The Israeli ambassador further said blamed falls exclusively on Hamas' shoulders: "The loss of life could have been avoided had Hamas refrained from sending terrorists to attack Israel under the cover of the riots, while exploiting its own civilian population as human shields," she said, and added further, "It is Israel, certainly not Hamas, which makes a real effort to minimize casualties among Palestinian civilians." Schechter concluded, "It is regrettable that so many member states allow themselves to be misled by the false narrative of so-called peaceful protests."
In addition to the 60 killed on May 14, Gaza's Ministry of Health stated that 1,703 Palestinians were wounded by live fire, occurred simultaneously with the opening ceremony for the new US embassy in Jerusalem, and which corresponded further with both Israel's 'Jerusalem Day' festivities, and the eve of Palestinian 'Nakba' day.

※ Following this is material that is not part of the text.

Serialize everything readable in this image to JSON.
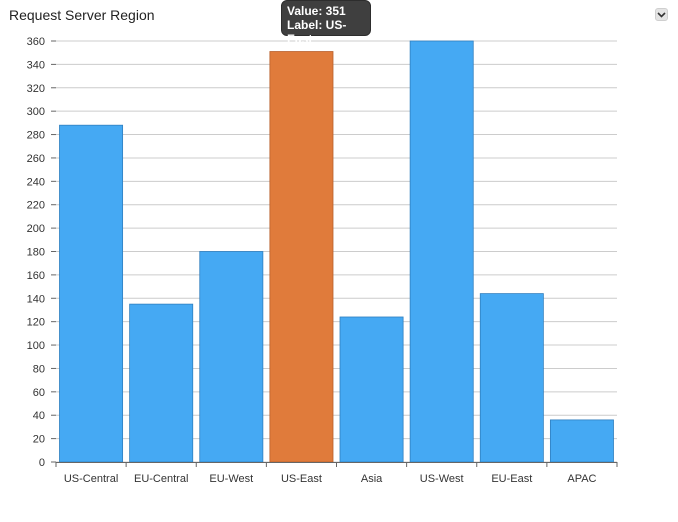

Prior to the incident, the UN Office for the Coordination of Humanitarian Affairs reported that by the end of April over 40 Palestinians had been killed and 5,511 were wounded after the first full month's protest.
Despite global outrage and demands for justice, the U.N. inquiry will be slow going and is unlikely to satisfy any party to the conflict. What the resolution describes as an "independent, international commission of inquiry" mandated by the council will not produce its final report to be placed before the Human Rights Council until next March — nearly a full year away.